This study addresses the challenge that traditional vehicle dynamics–based friction estimation methods struggle to distinguish between dry/wet and snow/ice road surfaces under steady-state cruising conditions without significant wheel slip. To overcome this limitation, the authors propose a data-driven approach that leverages standard production vehicle sensor signals—including wheel speeds, wheel torques, longitudinal acceleration, steering angle, and yaw rate—to extract features via sliding-window batch processing and feed them into an end-to-end machine learning model for binary classification of road surface conditions (dry/wet vs. snow/ice). This method represents the first successful identification of tire-road friction states during cruise scenarios, thereby transcending the operational constraints of conventional dynamics-based techniques. Validated on real-world driving data, the approach demonstrates high accuracy and offers a practical, scalable new paradigm for friction estimation in tire-vehicle systems.

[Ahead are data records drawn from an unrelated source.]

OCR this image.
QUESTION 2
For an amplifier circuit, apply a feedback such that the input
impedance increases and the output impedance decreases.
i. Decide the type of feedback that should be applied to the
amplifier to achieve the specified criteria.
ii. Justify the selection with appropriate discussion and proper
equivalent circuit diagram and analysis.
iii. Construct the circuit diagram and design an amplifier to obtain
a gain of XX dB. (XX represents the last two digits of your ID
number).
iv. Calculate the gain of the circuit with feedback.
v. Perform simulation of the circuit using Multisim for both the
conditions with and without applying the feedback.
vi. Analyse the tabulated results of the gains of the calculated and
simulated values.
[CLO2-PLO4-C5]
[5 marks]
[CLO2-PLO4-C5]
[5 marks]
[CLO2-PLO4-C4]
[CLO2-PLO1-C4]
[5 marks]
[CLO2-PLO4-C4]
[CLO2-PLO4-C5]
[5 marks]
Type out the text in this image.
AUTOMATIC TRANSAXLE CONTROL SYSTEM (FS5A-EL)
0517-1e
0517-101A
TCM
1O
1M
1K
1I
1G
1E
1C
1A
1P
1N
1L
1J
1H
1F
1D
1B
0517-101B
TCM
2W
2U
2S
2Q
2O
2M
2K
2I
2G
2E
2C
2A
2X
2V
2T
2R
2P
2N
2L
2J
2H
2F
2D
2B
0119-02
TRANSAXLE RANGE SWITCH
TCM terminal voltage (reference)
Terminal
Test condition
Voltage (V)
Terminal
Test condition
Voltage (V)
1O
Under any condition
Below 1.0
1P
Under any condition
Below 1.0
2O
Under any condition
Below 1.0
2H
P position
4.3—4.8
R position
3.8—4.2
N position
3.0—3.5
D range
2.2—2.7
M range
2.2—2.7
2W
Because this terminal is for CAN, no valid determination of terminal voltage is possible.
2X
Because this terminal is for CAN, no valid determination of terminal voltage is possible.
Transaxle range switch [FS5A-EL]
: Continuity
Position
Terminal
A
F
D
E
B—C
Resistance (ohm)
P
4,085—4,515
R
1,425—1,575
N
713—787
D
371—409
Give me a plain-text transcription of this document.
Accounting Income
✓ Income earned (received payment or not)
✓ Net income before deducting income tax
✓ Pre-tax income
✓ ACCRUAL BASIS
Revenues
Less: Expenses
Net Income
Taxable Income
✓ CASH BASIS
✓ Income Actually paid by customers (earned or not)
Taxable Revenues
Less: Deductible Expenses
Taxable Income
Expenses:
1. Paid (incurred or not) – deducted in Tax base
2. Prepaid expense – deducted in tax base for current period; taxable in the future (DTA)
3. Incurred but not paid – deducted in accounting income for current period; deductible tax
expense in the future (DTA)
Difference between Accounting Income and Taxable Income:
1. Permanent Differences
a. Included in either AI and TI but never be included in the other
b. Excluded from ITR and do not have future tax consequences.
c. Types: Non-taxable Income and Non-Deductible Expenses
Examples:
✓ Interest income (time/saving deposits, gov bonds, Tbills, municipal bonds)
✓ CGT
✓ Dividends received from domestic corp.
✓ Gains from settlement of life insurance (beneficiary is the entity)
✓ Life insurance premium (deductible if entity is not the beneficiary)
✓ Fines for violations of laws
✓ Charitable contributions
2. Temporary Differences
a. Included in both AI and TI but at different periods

Knowledge of real-time road slipperiness, or even better, a refined estimate of peak grip potential, is a critical input for vehicle warning and intervention control systems. Typically, friction is estimated through dynamics-based recursive estimators by calculating the slip slope; however, its efficacy is heavily constrained by the vehicle dynamic scenario. When the vehicle is cruising and there is little to no slip, these methods become ineffective due to the inability of present-day production-grade sensors, such as wheel speed sensors, and methods to either measure or accurately estimate micro slip, which is crucial for distinguishing different surfaces. To address this challenge, the correlation between vehicle signals and road surface condition during cruising needs to be uncovered using machine learning. In this paper, a feature-based framework and an end-to-end data-driven framework are used to correlate the statistics of vehicle dynamics behavior with the condition of the road surface and perform binary classification into grip, dry or damp, and slip, snow or ice, conditions. A sliding-window approach is adopted to batch a short buffered window of wheel speeds, wheel torques, longitudinal acceleration, steering angle, and yaw rate, which are fed into a machine learning module for predicting the road state. Validation results on public-road data show scenarios where the data-driven method identifies the road surface correctly even during cruising, showing promise for accurate data-driven friction-related state estimators in the field of tire and vehicle dynamics.